TTS-Transducer: End-to-End Speech Synthesis with Neural Transducer
Vladimir Bataev, Subhankar Ghosh, Vitaly Lavrukhin, Jason Li
TL;DR
TTS-Transducer tackles end-to-end TTS by marrying a neural transducer for monotonic text-to-code alignments with a residual-codebook head to predict multiple discrete speech codes per frame. The first codebook is generated via RNNT-based alignment, while remaining codes are produced non-autoregressively using aligned encoder outputs and prior codes, with speaker style conditioned through Global Style Tokens. Training optimizes a weighted loss $\lambda_{total} = (1 - \alpha)\lambda_{RNNT} + \alpha\lambda_{CE}$ with $\alpha = 0.4$, and decoding employs label-looping with nucleus sampling ($p = 0.95$) for the first codebook. Across multiple audio codecs (e.g., EnCodec, NeMo-Codec, DAC) and tokenizations (BPE, IPA), the model achieves competitive intelligibility and robust naturalness on challenging texts without large-scale pretraining, and is open-sourced in NeMo.
Abstract
This work introduces TTS-Transducer - a novel architecture for text-to-speech, leveraging the strengths of audio codec models and neural transducers. Transducers, renowned for their superior quality and robustness in speech recognition, are employed to learn monotonic alignments and allow for avoiding using explicit duration predictors.
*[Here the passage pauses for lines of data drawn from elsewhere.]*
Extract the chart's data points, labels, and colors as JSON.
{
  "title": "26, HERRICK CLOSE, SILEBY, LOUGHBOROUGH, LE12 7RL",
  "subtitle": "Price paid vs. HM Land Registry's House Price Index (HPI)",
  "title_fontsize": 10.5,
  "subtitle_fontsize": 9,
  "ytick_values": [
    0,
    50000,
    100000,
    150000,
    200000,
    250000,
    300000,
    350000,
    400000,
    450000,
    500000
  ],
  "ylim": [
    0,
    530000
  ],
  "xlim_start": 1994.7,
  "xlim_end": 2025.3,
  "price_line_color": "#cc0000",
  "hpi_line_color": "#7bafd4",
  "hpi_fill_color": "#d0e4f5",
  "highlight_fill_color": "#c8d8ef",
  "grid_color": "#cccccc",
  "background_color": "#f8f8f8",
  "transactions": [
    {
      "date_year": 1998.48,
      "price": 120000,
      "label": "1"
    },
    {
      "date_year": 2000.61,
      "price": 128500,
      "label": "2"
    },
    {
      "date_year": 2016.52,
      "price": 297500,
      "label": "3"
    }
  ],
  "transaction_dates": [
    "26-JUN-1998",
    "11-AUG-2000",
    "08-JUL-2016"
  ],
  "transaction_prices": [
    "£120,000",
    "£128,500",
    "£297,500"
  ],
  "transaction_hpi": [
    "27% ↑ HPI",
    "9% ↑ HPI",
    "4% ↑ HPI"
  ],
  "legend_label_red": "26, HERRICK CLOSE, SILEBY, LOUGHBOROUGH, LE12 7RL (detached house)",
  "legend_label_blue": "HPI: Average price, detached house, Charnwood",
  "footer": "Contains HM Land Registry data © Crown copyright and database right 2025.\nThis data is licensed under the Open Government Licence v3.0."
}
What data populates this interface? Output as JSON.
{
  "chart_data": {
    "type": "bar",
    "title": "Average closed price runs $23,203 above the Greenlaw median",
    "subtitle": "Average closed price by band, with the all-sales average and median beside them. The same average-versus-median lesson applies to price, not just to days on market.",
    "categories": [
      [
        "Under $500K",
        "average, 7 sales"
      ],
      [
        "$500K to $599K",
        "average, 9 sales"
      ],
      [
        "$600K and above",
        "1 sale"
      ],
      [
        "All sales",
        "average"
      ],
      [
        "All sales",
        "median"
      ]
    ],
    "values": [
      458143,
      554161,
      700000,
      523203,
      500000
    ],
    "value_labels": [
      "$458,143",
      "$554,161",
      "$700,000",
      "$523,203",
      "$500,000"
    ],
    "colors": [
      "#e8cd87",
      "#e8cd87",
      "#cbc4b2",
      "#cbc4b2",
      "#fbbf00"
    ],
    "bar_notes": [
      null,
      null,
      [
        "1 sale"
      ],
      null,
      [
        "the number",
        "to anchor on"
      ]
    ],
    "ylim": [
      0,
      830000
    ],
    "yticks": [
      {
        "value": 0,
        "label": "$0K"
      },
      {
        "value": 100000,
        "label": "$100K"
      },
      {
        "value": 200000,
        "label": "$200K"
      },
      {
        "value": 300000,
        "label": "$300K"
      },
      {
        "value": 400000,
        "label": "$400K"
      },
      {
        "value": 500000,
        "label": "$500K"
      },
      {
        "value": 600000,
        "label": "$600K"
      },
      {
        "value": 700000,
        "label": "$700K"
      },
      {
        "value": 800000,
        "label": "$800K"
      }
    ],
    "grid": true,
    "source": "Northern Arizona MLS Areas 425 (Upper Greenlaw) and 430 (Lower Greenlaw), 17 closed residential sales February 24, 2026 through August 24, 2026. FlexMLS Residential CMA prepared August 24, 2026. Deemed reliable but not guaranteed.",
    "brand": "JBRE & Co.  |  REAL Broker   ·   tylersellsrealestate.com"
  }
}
Neural audio codecs efficiently compress audio into discrete codes, revealing the possibility of applying text modeling approaches to speech generation. However, the complexity of predicting multiple tokens per frame from several codebooks, as necessitated by audio codec models with residual quantizers, poses a significant challenge. The proposed system first uses a transducer architecture to learn monotonic alignments between tokenized text and speech codec tokens for the first codebook. Next, a non-autoregressive Transformer predicts the remaining codes using the alignment extracted from transducer loss. The proposed system is trained end-to-end. We show that TTS-Transducer is a competitive and robust alternative to contemporary TTS systems.